There is another fun feature you may have seen. This platform has an OCP NIC 2.0 mezzanine slot. Although we mostly see OCP NIC 3.0 these days, OCP NIC 2.0 is popular because the cards are ultra inexpensive.
Now that we have the system running, we are going to get to that experience.
I guess I’m curious as to what makes the Ampere Altra processor so “unpleasant” to install. Why would installing this chip be any different from installing any other, Patrick? Apart from the physical size, there doesn’t appear to be anything much different between this processor and all the other Intel, AMD and IBM chips I’ve seen.
Stephen, super easy to answer. AMD and Intel both use carriers. AMD SP3 uses the CPU carrier that you slide in, then it is lowered in place. On the Intel side, if you install the CPUs correctly, then you are not touching the CPU when it is lowered aligned into the socket. With Ampere, you need to align it by hand versus AMD and Intel both have mechanical alignment. Even with suction cups, the Ampere socket does not have the same level of mechanical alignment before it is lowred into the socket.
See how to install LGA4189 correctly Article and Video.
Thanks for the very fast reply. Sounds like a possible engineering/design problem with the type of socket, maybe the ILM needs to be re-designed to allow for the alignment features you mention. Otherwise, I still don’t see how this is an absolute deal-breaker. The chip package itself should have keying notches in the edges that ought to provide enough positive feedback even when loaded by hand.
Believe it or not, I did see your LGA-4189 installation article when it came out. Very well done and very useful. Now, if only we could have some higher-resolution photos of the chips you feature. I noticed that the photos of the Ponte Vecchio chip you had earlier were only a mere 800×600-ish pixels. Seems we need an upgrade to at least 1920×1080 minimum. I have a hard time seeing much detail, specifically where contact pads are concerned. I like drawing pictures of these things and being able to see the pads well enough to count them is a must.

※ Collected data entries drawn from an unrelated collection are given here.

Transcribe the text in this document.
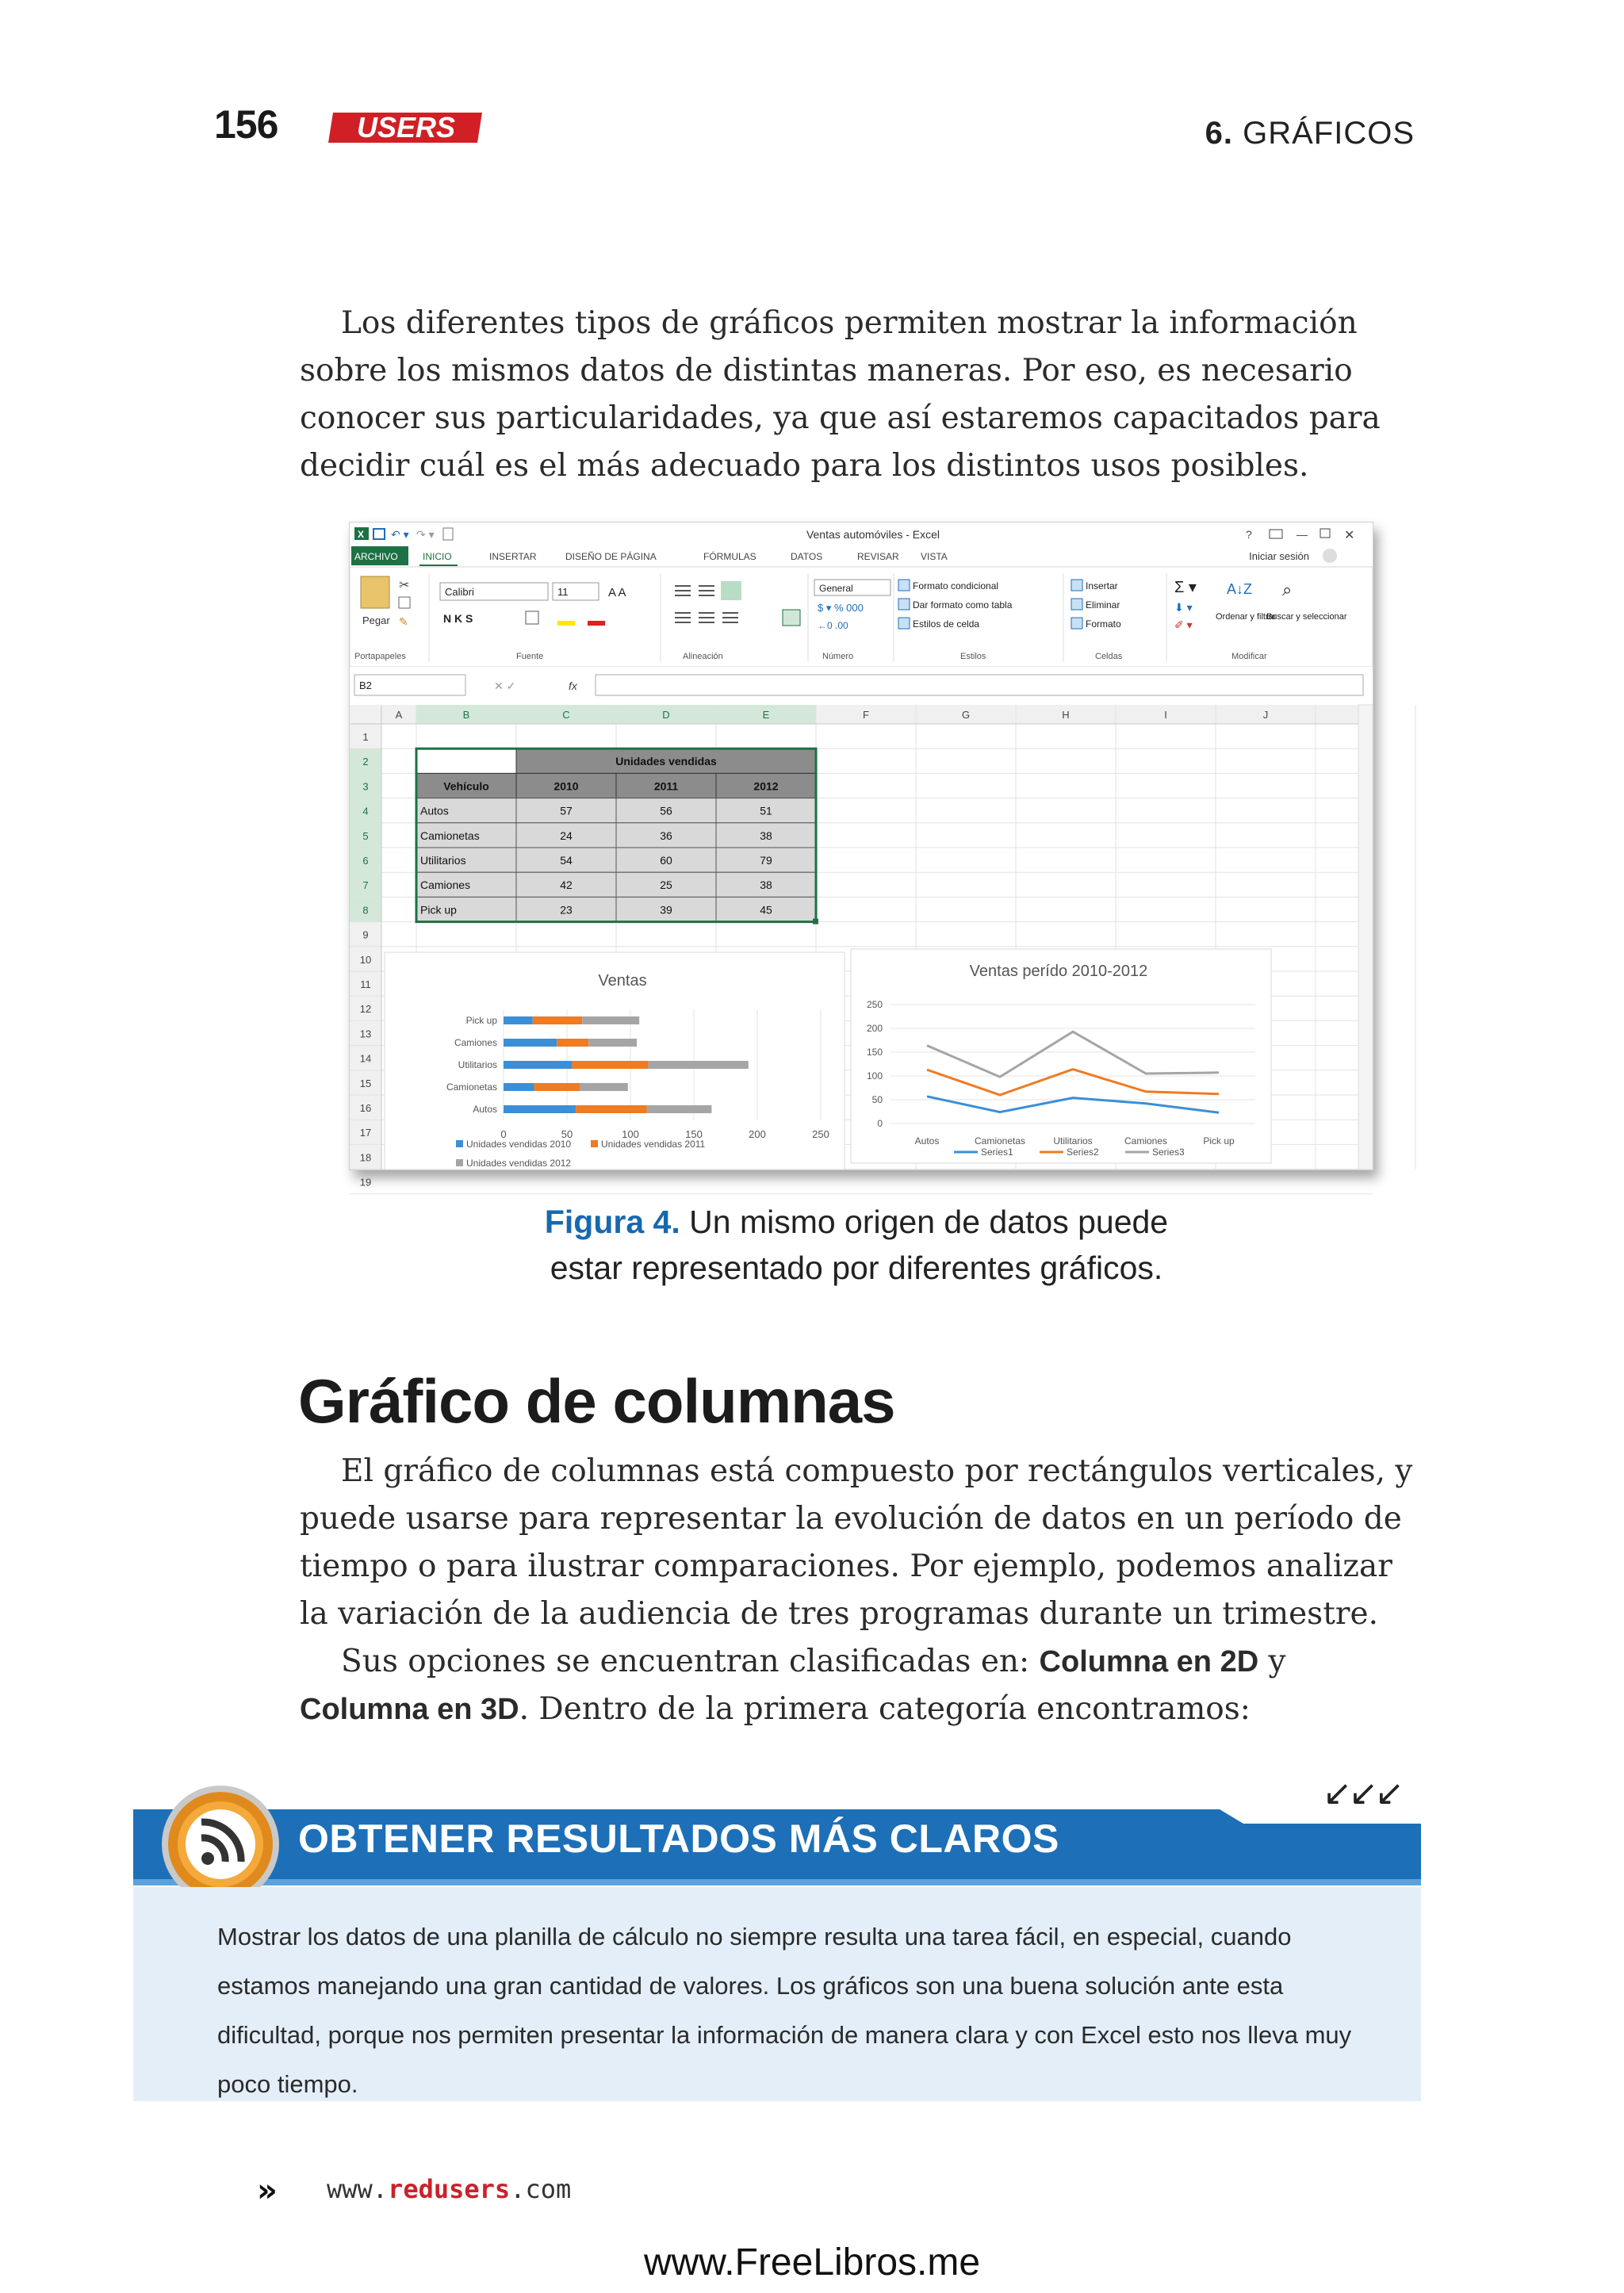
156	USERS	6. GRÁFICOS

Los diferentes tipos de gráficos permiten mostrar la información sobre los mismos datos de distintas maneras. Por eso, es necesario conocer sus particularidades, ya que así estaremos capacitados para decidir cuál es el más adecuado para los distintos usos posibles.

X ↶ ▾ ↷ ▾	Ventas automóviles - Excel	?	—	✕
ARCHIVO	INICIO	INSERTAR	DISEÑO DE PÁGINA	FÓRMULAS	DATOS	REVISAR VISTA	Iniciar sesión
Pegar
✂
✎
Calibri	11	A A
N K S
General
$ ▾ % 000
←0 .00
Formato condicional
Dar formato como tabla
Estilos de celda
Insertar
Eliminar
Formato
Σ ▾
⬇ ▾
✐ ▾
A↓Z
Ordenar y filtrar
⌕
Buscar y seleccionar
Portapapeles	Fuente	Alineación	Número	Estilos	Celdas	Modificar
B2	✕ ✓	fx
A	B	C	D	E	F	G	H	I	J
1
2
3
4
5
6
7
8
9
10
11
12
13
14
15
16
17
18
19
Unidades vendidas
Vehículo	2010	2011	2012
Autos	57	56	51
Camionetas	24	36	38
Utilitarios	54	60	79
Camiones	42	25	38
Pick up	23	39	45
Ventas
0	50	100	150	200	250
Autos
Camionetas
Utilitarios
Camiones
Pick up
Unidades vendidas 2010	Unidades vendidas 2011
Unidades vendidas 2012
Ventas perído 2010-2012
0
50
100
150
200
250
Autos	Camionetas	Utilitarios	Camiones	Pick up
Series1	Series2	Series3
Figura 4. Un mismo origen de datos puede
estar representado por diferentes gráficos.
Gráfico de columnas

El gráfico de columnas está compuesto por rectángulos verticales, y puede usarse para representar la evolución de datos en un período de tiempo o para ilustrar comparaciones. Por ejemplo, podemos analizar la variación de la audiencia de tres programas durante un trimestre.

Sus opciones se encuentran clasificadas en: Columna en 2D y Columna en 3D. Dentro de la primera categoría encontramos:

↙↙↙
OBTENER RESULTADOS MÁS CLAROS
Mostrar los datos de una planilla de cálculo no siempre resulta una tarea fácil, en especial, cuando estamos manejando una gran cantidad de valores. Los gráficos son una buena solución ante esta dificultad, porque nos permiten presentar la información de manera clara y con Excel esto nos lleva muy poco tiempo.
» www.redusers.com
www.FreeLibros.me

After all the recent coverage of the Altra and Altra Max, I’m kind of wishing someone on eBay would start selling used ones so I can buy one. CPU collecting is one of my hobbies and I’m longing to get my first LGA-4189 Xeon, LGA-4094 Threadripper/Epyc and one of these Altra chips. I can’t afford to buy these things when new and typically have to wait at least ten years before they’ll even show up in the used listings. Of course, somebody could donate one if they wanted to, though that’s probably asking too much of the Universe.